The Captain Tom Foundation is now known as the 1189808 Foundation, reflecting the organisation’s charity number.

The update this week comes just over two months after the charities watchdog found there had been “repeated” misconduct and mismanagement on the part of Moore’s daughter and her husband in their running of the foundation.

The Charity Commission’s report found a “repeated pattern of behaviour” which saw Hannah Ingram-Moore and her husband Colin make private gains and which the regulator said will have left the public feeling “misled.”

The report found that a £1.4 million book deal and an £18,000 awards ceremony appearance fee were among the financial benefits the Ingram-Moores enjoyed through their family links to the Captain Tom Foundation.

At the time of the commission’s report in November, a spokesperson for the foundation said it was “imploring the Ingram-Moores to rectify matters by returning the funds due” to the charity.

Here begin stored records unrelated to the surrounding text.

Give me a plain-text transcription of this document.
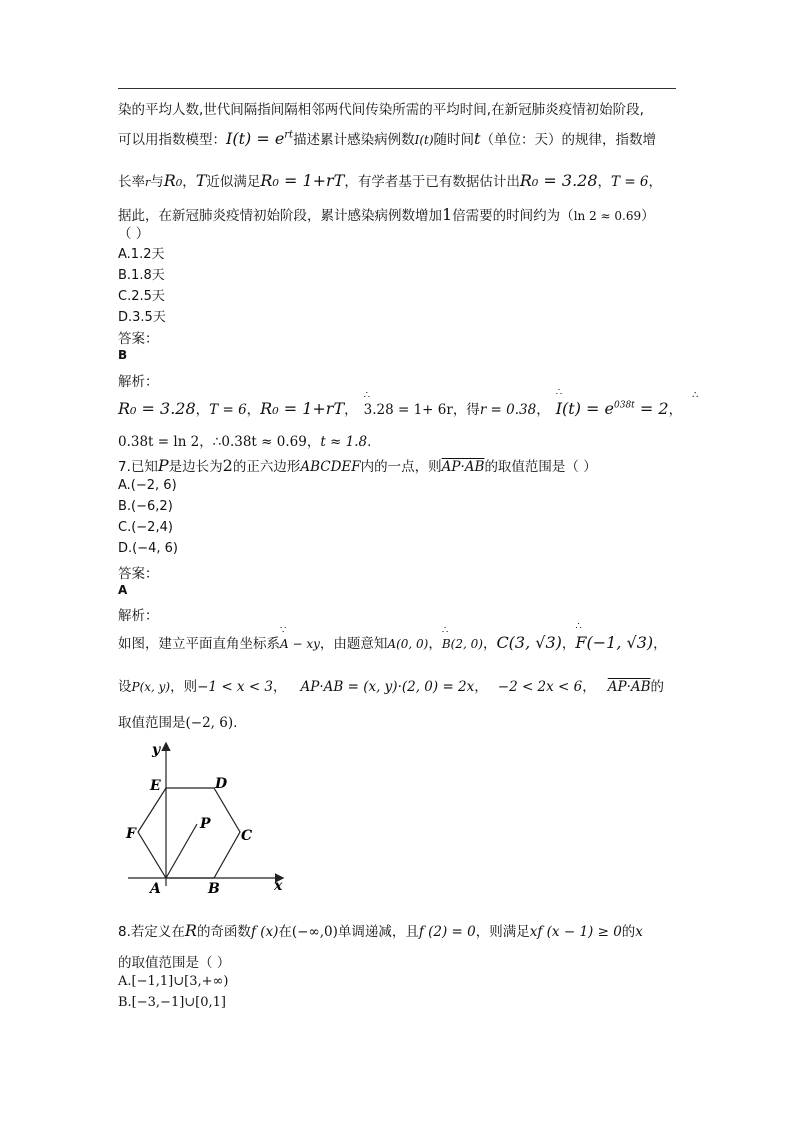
染的平均人数,世代间隔指间隔相邻两代间传染所需的平均时间,在新冠肺炎疫情初始阶段,
可以用指数模型：$I(t) = e^{rt}$描述累计感染病例数I(t)随时间t（单位：天）的规律，指数增
长率r与R₀，T近似满足R₀ = 1+rT，有学者基于已有数据估计出R₀ = 3.28，T = 6，
据此，在新冠肺炎疫情初始阶段，累计感染病例数增加1倍需要的时间约为（ln 2 ≈ 0.69）
（ ）
A.1.2天
B.1.8天
C.2.5天
D.3.5天
答案：
B
解析：
R₀ = 3.28，T = 6，R₀ = 1+rT， ∴ 3.28 = 1+ 6r，得r = 0.38， ∴ $I(t) = e^{038t} = 2$，
0.38t = ln 2，∴0.38t ≈ 0.69，t ≈ 1.8.
7.已知P是边长为2的正六边形ABCDEF内的一点，则AP·AB的取值范围是（ ）
A.(−2, 6)
B.(−6,2)
C.(−2,4)
D.(−4, 6)
答案：
A
解析：
如图，建立平面直角坐标系∵ A − xy，由题意知A(0, 0)，∴ B(2, 0)，C(3, √3)，∴ F(−1, √3)，
设P(x, y)，则−1 < x < 3， AP·AB = (x, y)·(2, 0) = 2x， −2 < 2x < 6， AP·AB的
取值范围是(−2, 6).
y
x
E	D
F
P
C
A	B
8.若定义在R的奇函数f (x)在(−∞,0)单调递减，且f (2) = 0，则满足xf (x − 1) ≥ 0的x
的取值范围是（ ）
A.[−1,1]∪[3,+∞)
B.[−3,−1]∪[0,1]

The Ingram-Moores argued it was a “breach of privacy” for the book deal to have been disclosed by the Charity Commission and said “significant fees” had been paid to the literary agent, legal, and PR professionals, as well as some money having “supported” the foundation.

The Ingram-Moores had already been banned last year from being charity trustees, with Hannah Ingram-Moore prohibited from being a trustee or holding a senior management role in any charity in England and Wales for 10 years, and Colin Ingram-Moore for eight years.

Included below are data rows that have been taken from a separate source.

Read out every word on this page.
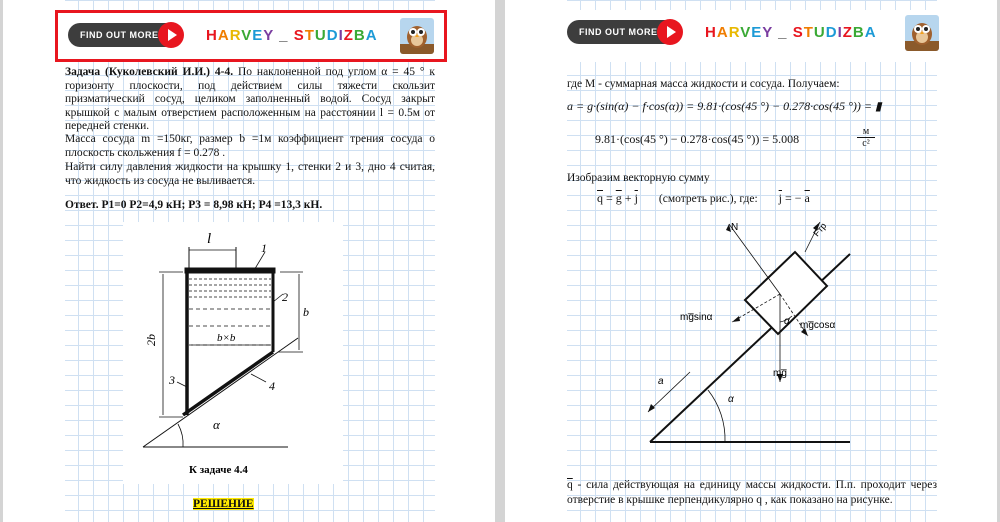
FIND OUT MORE	HARVEY _ STUDIZBA
Задача (Куколевский И.И.) 4-4. По наклоненной под углом α = 45 ° к горизонту плоскости, под действием силы тяжести скользит призматический сосуд, целиком заполненный водой. Сосуд закрыт крышкой с малым отверстием расположенным на расстоянии l = 0.5м от передней стенки.
Масса сосуда m =150кг, размер b =1м коэффициент трения сосуда о плоскость скольжения f = 0.278 .
Найти силу давления жидкости на крышку 1, стенки 2 и 3, дно 4 считая, что жидкость из сосуда не выливается.
Ответ. P1=0 P2=4,9 кН; P3 = 8,98 кН; P4 =13,3 кН.
l
1
2
3	4
2b
b
b×b
α
К задаче 4.4
РЕШЕНИЕ
FIND OUT MORE	HARVEY _ STUDIZBA
где M - суммарная масса жидкости и сосуда. Получаем:
a = g·(sin(α) − f·cos(α)) = 9.81·(cos(45 °) − 0.278·cos(45 °)) = ▮
9.81·(cos(45 °) − 0.278·cos(45 °)) = 5.008
м
c²
Изобразим векторную сумму
$\overline{q} = \overline{g} + \overline{j}$ (смотреть рис.), где: $\overline{j}$ = − $\overline{a}$
N	Fтр
mg̅sinα
mg̅cosα
mg̅
α
α
a
$\overline{q}$ - сила действующая на единицу массы жидкости. П.п. проходит через отверстие в крышке перпендикулярно q , как показано на рисунке.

He resigned as director of the foundation in June last year, while Hannah Ingram-Moore quit in 2021.

Last week Club Nook, a company of which the Ingram-Moores are directors, filed company accounts showing the value of its assets had plunged to just £149 in the year to April 2024, down from £336,300 in the previous 12 months.

A lawyer for the Ingram-Moores indicated back in 2023 that the Captain Tom Foundation might shut down, and the charity stopped taking donations that summer.

The millions raised by the late Moore and donated to NHS Charities Together before the foundation was formed were not part of the commission’s inquiry.